Palestinians set Jan. 9 for election (Agencies) Updated: 2004-11-14 23:53
Palestinians set Jan. 9 as the date for presidential elections to replace
Yasser Arafat on Sunday while the United States hinted it may be ready to resume
Middle East peacemaking.
"There will be free and direct elections to elect the president of the
Palestinian National Authority on Jan. 9, 2005," interim president Rawhi Fattouh
told reporters, but officials insisted Israel pull back from occupied areas.
Israeli Foreign Minister Silvan Shalom left on Saturday for the United States
where he and Secretary of State Colin Powell will discuss the "new
situation in the region," Israeli officials said.
Arafat's death on Thursday left power in the hands of veteran deputies
without his popular credibility. They want to hold elections within the 60 days
set by law to prevent a breakdown in order and revive peace moves with Israel.
The flux in the Palestinian leadership together with US President Bush's
re-election have bolstered peace hopes just as Israel has taken its first steps
to pull Jewish settlers out of Gaza, home to 1.3 million Palestinians.
During his first term in office Bush sidelined Arafat and came under
criticism across the globe for not pushing Israelis and Palestinians toward
peace.
Powell said on Saturday he hoped to meet Palestinian leaders "in the very
near future" as part of a fresh push for peace and a U.S. official said that
could be at a Nov. 22-23 conference in Egypt or at some other time in the
Palestinian territories.
Nominations
Speaking at the half-demolished Muqata compound where Arafat spent his final
years confined by Israel and where he was buried on Friday, Fattouh said the
period for nominating candidates would begin on November 20 and run for 12 days.
But senior Palestinian minister Saeb Erekat said: "If the Israelis continue
to obstruct voting in East Jerusalem or keep their army inside our areas (of
self-rule enshrined by 1990s interim peace deals), I don't think we can hold
elections."
Powell said on Saturday Washington wanted Israel to allow Palestinians in
occupied areas to move freely to enable a smooth vote for Arafat's successor.
"So much of this will depend on President Bush getting the Israeli government
to comply on creating conditions for elections," Erekat told Reuters.
Palestinians claim East Jerusalem as the capital of a state they want on land
Israel took in the 1967 Middle East war.

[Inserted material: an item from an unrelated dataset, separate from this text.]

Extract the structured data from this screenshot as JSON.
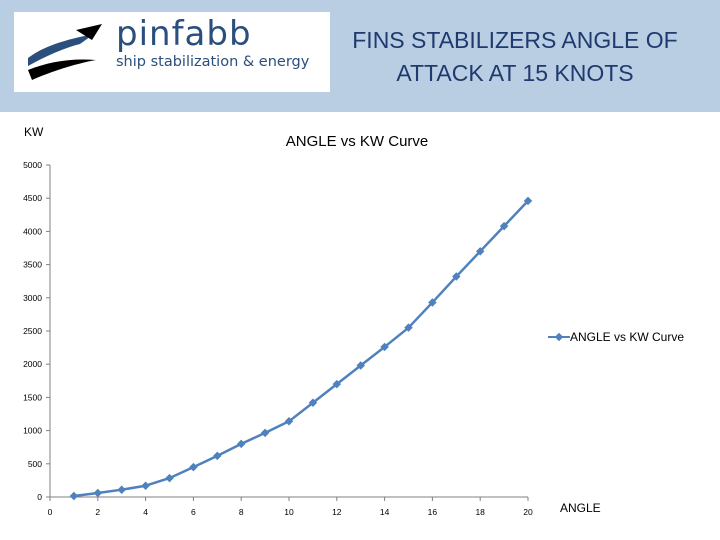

Israel shut Palestinian voter
registration offices there in September, as it deems all of Jerusalem its
indivisible capital.
But political sources close to Israeli Prime Minister Ariel Sharon said
on Sunday he would likely relent on Palestinian voting in East Jerusalem if
pressed by Washington. Palestinians there voted in presidential and legislative
elections in 1996.
DOUBTS There are doubts whether any in the old Palestinian guard could win a
majority among a severely factionalized electorate.

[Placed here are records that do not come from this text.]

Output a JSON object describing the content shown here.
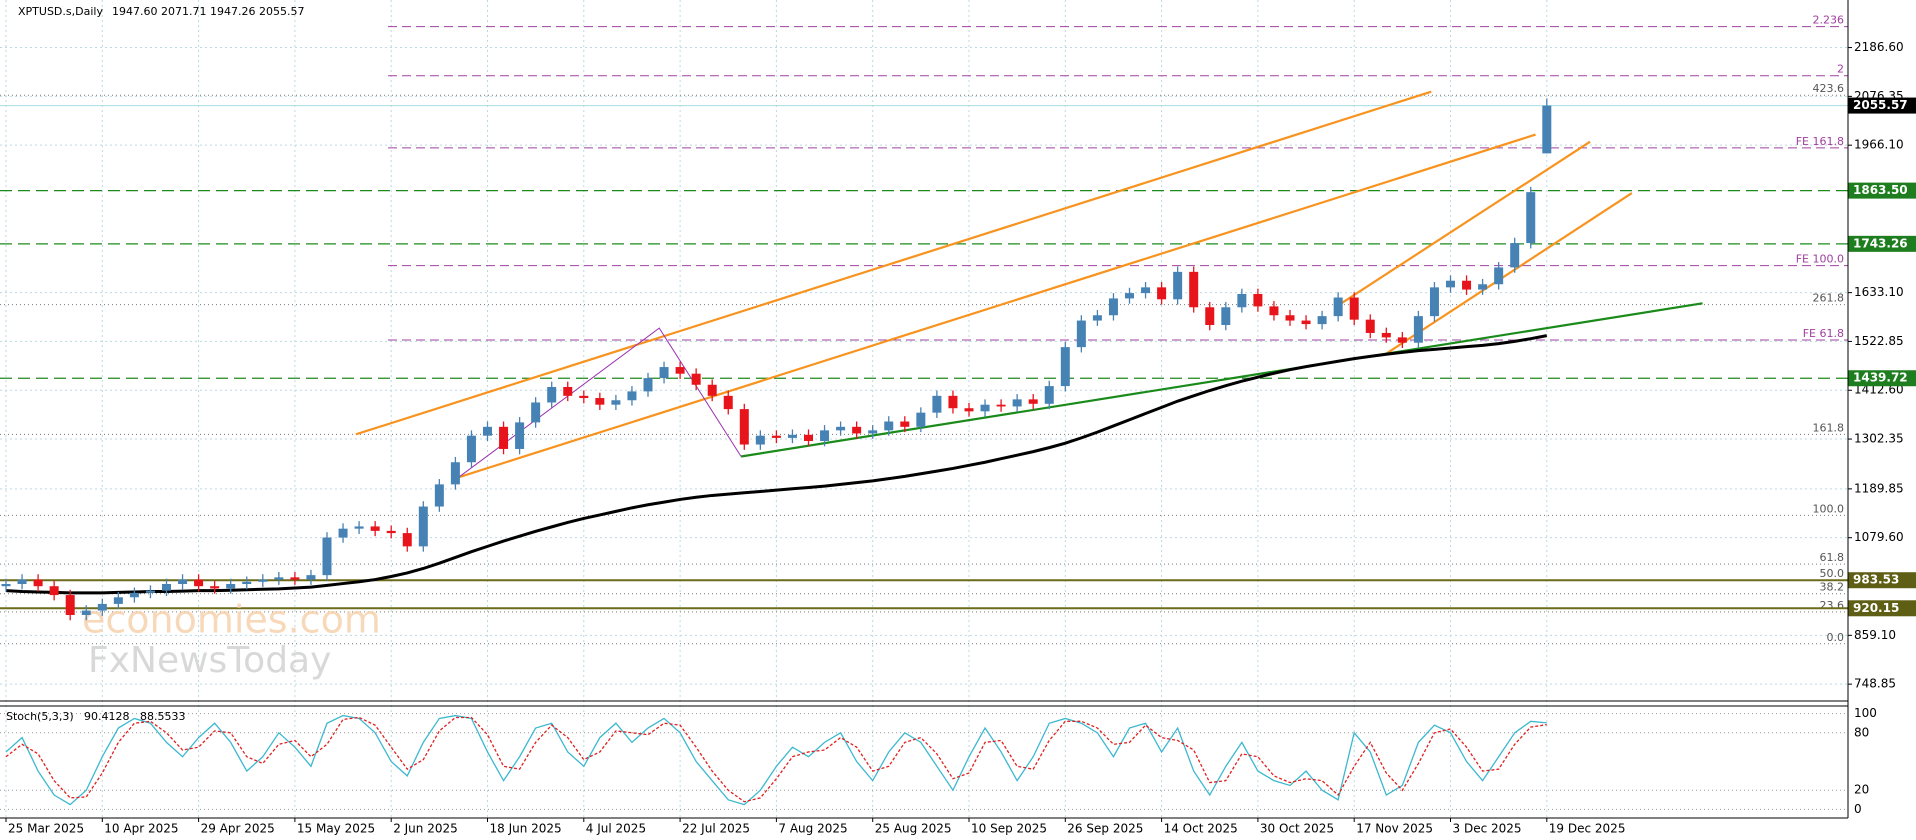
{
  "chart_data": {
    "type": "candlestick",
    "title": "XPTUSD.s,Daily",
    "ohlc_label": "1947.60 2071.71 1947.26 2055.57",
    "up_color": "#4682b4",
    "down_color": "#e8141c",
    "grid": true,
    "ylim": [
      713,
      2294
    ],
    "yticks": [
      {
        "value": 2186.6,
        "label": "2186.60"
      },
      2076.35,
      {
        "value": 1966.1,
        "label": "1966.10"
      },
      {
        "value": 1633.1,
        "label": "1633.10"
      },
      1522.85,
      {
        "value": 1412.6,
        "label": "1412.60"
      },
      1302.35,
      1189.85,
      {
        "value": 1079.6,
        "label": "1079.60"
      },
      {
        "value": 859.1,
        "label": "859.10"
      },
      748.85
    ],
    "categories": [
      "25 Mar 2025",
      null,
      null,
      null,
      null,
      null,
      "10 Apr 2025",
      null,
      null,
      null,
      null,
      null,
      "29 Apr 2025",
      null,
      null,
      null,
      null,
      null,
      "15 May 2025",
      null,
      null,
      null,
      null,
      null,
      "2 Jun 2025",
      null,
      null,
      null,
      null,
      null,
      "18 Jun 2025",
      null,
      null,
      null,
      null,
      null,
      "4 Jul 2025",
      null,
      null,
      null,
      null,
      null,
      "22 Jul 2025",
      null,
      null,
      null,
      null,
      null,
      "7 Aug 2025",
      null,
      null,
      null,
      null,
      null,
      "25 Aug 2025",
      null,
      null,
      null,
      null,
      null,
      "10 Sep 2025",
      null,
      null,
      null,
      null,
      null,
      "26 Sep 2025",
      null,
      null,
      null,
      null,
      null,
      "14 Oct 2025",
      null,
      null,
      null,
      null,
      null,
      "30 Oct 2025",
      null,
      null,
      null,
      null,
      null,
      "17 Nov 2025",
      null,
      null,
      null,
      null,
      null,
      "3 Dec 2025",
      null,
      null,
      null,
      null,
      null,
      "19 Dec 2025"
    ],
    "open": [
      970,
      975,
      985,
      970,
      950,
      905,
      915,
      930,
      945,
      955,
      960,
      975,
      985,
      970,
      965,
      975,
      980,
      985,
      990,
      985,
      995,
      1080,
      1100,
      1105,
      1095,
      1090,
      1060,
      1150,
      1200,
      1250,
      1310,
      1330,
      1280,
      1340,
      1385,
      1420,
      1400,
      1395,
      1380,
      1390,
      1410,
      1440,
      1465,
      1450,
      1425,
      1400,
      1370,
      1290,
      1310,
      1305,
      1312,
      1298,
      1322,
      1330,
      1315,
      1322,
      1342,
      1330,
      1362,
      1400,
      1372,
      1365,
      1380,
      1376,
      1392,
      1382,
      1422,
      1510,
      1570,
      1582,
      1620,
      1632,
      1645,
      1618,
      1680,
      1600,
      1560,
      1600,
      1630,
      1602,
      1582,
      1570,
      1562,
      1580,
      1622,
      1572,
      1542,
      1532,
      1520,
      1580,
      1645,
      1660,
      1640,
      1652,
      1690,
      1745,
      1947.6
    ],
    "high": [
      987,
      997,
      997,
      982,
      962,
      927,
      942,
      957,
      967,
      972,
      987,
      997,
      997,
      982,
      987,
      992,
      997,
      1002,
      1002,
      1007,
      1092,
      1112,
      1117,
      1117,
      1107,
      1102,
      1162,
      1212,
      1262,
      1322,
      1342,
      1342,
      1352,
      1397,
      1432,
      1432,
      1412,
      1407,
      1402,
      1422,
      1452,
      1477,
      1477,
      1462,
      1437,
      1412,
      1382,
      1322,
      1322,
      1324,
      1324,
      1334,
      1342,
      1342,
      1334,
      1354,
      1354,
      1374,
      1412,
      1412,
      1384,
      1392,
      1392,
      1404,
      1404,
      1434,
      1522,
      1582,
      1594,
      1632,
      1644,
      1657,
      1657,
      1692,
      1692,
      1612,
      1612,
      1642,
      1642,
      1614,
      1594,
      1582,
      1592,
      1634,
      1634,
      1584,
      1554,
      1544,
      1592,
      1657,
      1672,
      1672,
      1664,
      1702,
      1757,
      1872,
      2071.71
    ],
    "low": [
      958,
      963,
      958,
      938,
      893,
      893,
      903,
      918,
      933,
      943,
      948,
      963,
      958,
      953,
      953,
      963,
      968,
      973,
      973,
      973,
      983,
      1068,
      1088,
      1083,
      1078,
      1048,
      1048,
      1138,
      1188,
      1238,
      1298,
      1268,
      1268,
      1328,
      1373,
      1388,
      1383,
      1368,
      1368,
      1378,
      1398,
      1428,
      1438,
      1413,
      1388,
      1358,
      1278,
      1278,
      1293,
      1293,
      1286,
      1286,
      1310,
      1303,
      1303,
      1310,
      1318,
      1318,
      1350,
      1360,
      1353,
      1353,
      1364,
      1364,
      1370,
      1370,
      1410,
      1498,
      1558,
      1570,
      1608,
      1620,
      1606,
      1606,
      1588,
      1548,
      1548,
      1588,
      1590,
      1570,
      1558,
      1550,
      1550,
      1568,
      1560,
      1530,
      1520,
      1508,
      1508,
      1568,
      1633,
      1628,
      1628,
      1640,
      1678,
      1733,
      1947.26
    ],
    "close": [
      975,
      985,
      970,
      950,
      905,
      915,
      930,
      945,
      955,
      960,
      975,
      985,
      970,
      965,
      975,
      980,
      985,
      990,
      985,
      995,
      1080,
      1100,
      1105,
      1095,
      1090,
      1060,
      1150,
      1200,
      1250,
      1310,
      1330,
      1280,
      1340,
      1385,
      1420,
      1400,
      1395,
      1380,
      1390,
      1410,
      1440,
      1465,
      1450,
      1425,
      1400,
      1370,
      1290,
      1310,
      1305,
      1312,
      1298,
      1322,
      1330,
      1315,
      1322,
      1342,
      1330,
      1362,
      1400,
      1372,
      1365,
      1380,
      1376,
      1392,
      1382,
      1422,
      1510,
      1570,
      1582,
      1620,
      1632,
      1645,
      1618,
      1680,
      1600,
      1560,
      1600,
      1630,
      1602,
      1582,
      1570,
      1562,
      1580,
      1622,
      1572,
      1542,
      1532,
      1520,
      1580,
      1645,
      1660,
      1640,
      1652,
      1690,
      1745,
      1860,
      2055.57
    ],
    "ma": {
      "color": "#000000",
      "values": [
        960,
        958,
        957,
        956,
        955,
        955,
        955,
        956,
        957,
        958,
        958,
        959,
        960,
        960,
        961,
        962,
        963,
        964,
        966,
        968,
        972,
        976,
        980,
        985,
        992,
        1000,
        1010,
        1022,
        1035,
        1048,
        1060,
        1072,
        1083,
        1094,
        1104,
        1114,
        1123,
        1131,
        1139,
        1147,
        1154,
        1160,
        1166,
        1171,
        1175,
        1178,
        1181,
        1184,
        1187,
        1190,
        1193,
        1196,
        1200,
        1204,
        1208,
        1213,
        1218,
        1224,
        1230,
        1236,
        1243,
        1250,
        1258,
        1266,
        1274,
        1283,
        1293,
        1305,
        1318,
        1332,
        1346,
        1360,
        1374,
        1388,
        1400,
        1412,
        1423,
        1433,
        1442,
        1451,
        1459,
        1466,
        1472,
        1478,
        1484,
        1489,
        1494,
        1498,
        1502,
        1505,
        1508,
        1511,
        1514,
        1518,
        1523,
        1529,
        1536
      ]
    },
    "current_price": {
      "value": 2055.57,
      "label": "2055.57"
    },
    "support_levels": [
      {
        "value": 1863.5,
        "label": "1863.50"
      },
      {
        "value": 1743.26,
        "label": "1743.26"
      },
      {
        "value": 1439.72,
        "label": "1439.72"
      }
    ],
    "olive_levels": [
      {
        "value": 983.53,
        "label": "983.53"
      },
      {
        "value": 920.15,
        "label": "920.15"
      }
    ],
    "fib_retracement": [
      {
        "value": 2079,
        "label": "423.6"
      },
      {
        "value": 1606,
        "label": "261.8"
      },
      {
        "value": 1313,
        "label": "161.8"
      },
      {
        "value": 1130,
        "label": "100.0"
      },
      {
        "value": 1020,
        "label": "61.8"
      },
      {
        "value": 984,
        "label": "50.0"
      },
      {
        "value": 953,
        "label": "38.2"
      },
      {
        "value": 912,
        "label": "23.6"
      },
      {
        "value": 840,
        "label": "0.0"
      }
    ],
    "fib_expansion": [
      {
        "value": 2234,
        "label": "2.236"
      },
      {
        "value": 2123,
        "label": "2"
      },
      {
        "value": 1960,
        "label": "FE 161.8"
      },
      {
        "value": 1694,
        "label": "FE 100.0"
      },
      {
        "value": 1526,
        "label": "FE 61.8"
      }
    ],
    "trendlines": [
      {
        "color": "#f7931e",
        "points": [
          [
            21.8,
            1313
          ],
          [
            88.8,
            2087
          ]
        ]
      },
      {
        "color": "#f7931e",
        "points": [
          [
            28.2,
            1216
          ],
          [
            95.3,
            1990
          ]
        ]
      },
      {
        "color": "#f7931e",
        "points": [
          [
            83.2,
            1609
          ],
          [
            98.7,
            1974
          ]
        ]
      },
      {
        "color": "#f7931e",
        "points": [
          [
            85.9,
            1493
          ],
          [
            101.3,
            1858
          ]
        ]
      },
      {
        "color": "#1a8a1a",
        "points": [
          [
            45.8,
            1263
          ],
          [
            105.7,
            1609
          ]
        ]
      },
      {
        "color": "#9b30b0",
        "points": [
          [
            28.2,
            1216
          ],
          [
            40.7,
            1553
          ],
          [
            45.8,
            1263
          ]
        ]
      }
    ],
    "watermark": [
      "economies.com",
      "FxNewsToday"
    ],
    "indicator": {
      "type": "line",
      "title": "Stoch(5,3,3)",
      "ylim": [
        -9,
        108
      ],
      "yticks": [
        100,
        80,
        20,
        0
      ],
      "series": [
        {
          "color": "#3cb8d0",
          "values": [
            60,
            75,
            40,
            15,
            5,
            20,
            55,
            85,
            95,
            90,
            70,
            55,
            75,
            90,
            70,
            40,
            55,
            80,
            65,
            45,
            90,
            98,
            95,
            80,
            50,
            35,
            70,
            95,
            98,
            95,
            60,
            30,
            55,
            85,
            90,
            60,
            45,
            75,
            90,
            70,
            85,
            95,
            80,
            50,
            30,
            10,
            5,
            20,
            45,
            65,
            55,
            70,
            80,
            50,
            30,
            60,
            80,
            70,
            45,
            20,
            55,
            85,
            60,
            30,
            55,
            90,
            95,
            90,
            80,
            55,
            85,
            90,
            60,
            85,
            40,
            15,
            45,
            70,
            40,
            30,
            25,
            40,
            20,
            10,
            80,
            60,
            15,
            25,
            70,
            88,
            80,
            50,
            30,
            55,
            80,
            92,
            90.4128
          ]
        },
        {
          "color": "#e02020",
          "values": [
            55,
            68,
            58,
            30,
            12,
            13,
            38,
            70,
            90,
            92,
            80,
            62,
            65,
            82,
            80,
            55,
            48,
            68,
            72,
            55,
            68,
            94,
            96,
            88,
            65,
            42,
            52,
            82,
            96,
            96,
            78,
            45,
            42,
            70,
            88,
            75,
            52,
            60,
            82,
            80,
            78,
            90,
            88,
            65,
            40,
            20,
            8,
            12,
            32,
            55,
            60,
            62,
            75,
            65,
            40,
            45,
            70,
            75,
            58,
            32,
            38,
            70,
            72,
            45,
            42,
            72,
            92,
            92,
            85,
            68,
            70,
            88,
            75,
            72,
            62,
            28,
            30,
            58,
            55,
            35,
            28,
            32,
            30,
            15,
            45,
            70,
            38,
            20,
            48,
            80,
            84,
            65,
            40,
            42,
            68,
            86,
            88.5533
          ]
        }
      ]
    }
  }
}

Arafat's moderate successor as Palestine Liberation Organization chief,
Mahmoud Abbas, 69, is the early frontrunner for the nomination of the mainstream
Fatah national movement.
But only one man in Fatah, 45-year-old charismatic firebrand Marwan
Barghouthi, boasts broad appeal and he is serving a life prison term in Israel
for orchestrating suicide bombings, a charge he denies.
His lawyer said Barghouthi might run from his cell, though some questioned
whether he would challenge Abbas. There would also be resistance from Israel to
his candidacy.
Sharon brushed aside speculation Barghouthi might be
pardoned. "Contrary to what I hear in the media on the matter, we never release
terrorists who committed murder inside Israel," he told his cabinet on Sunday.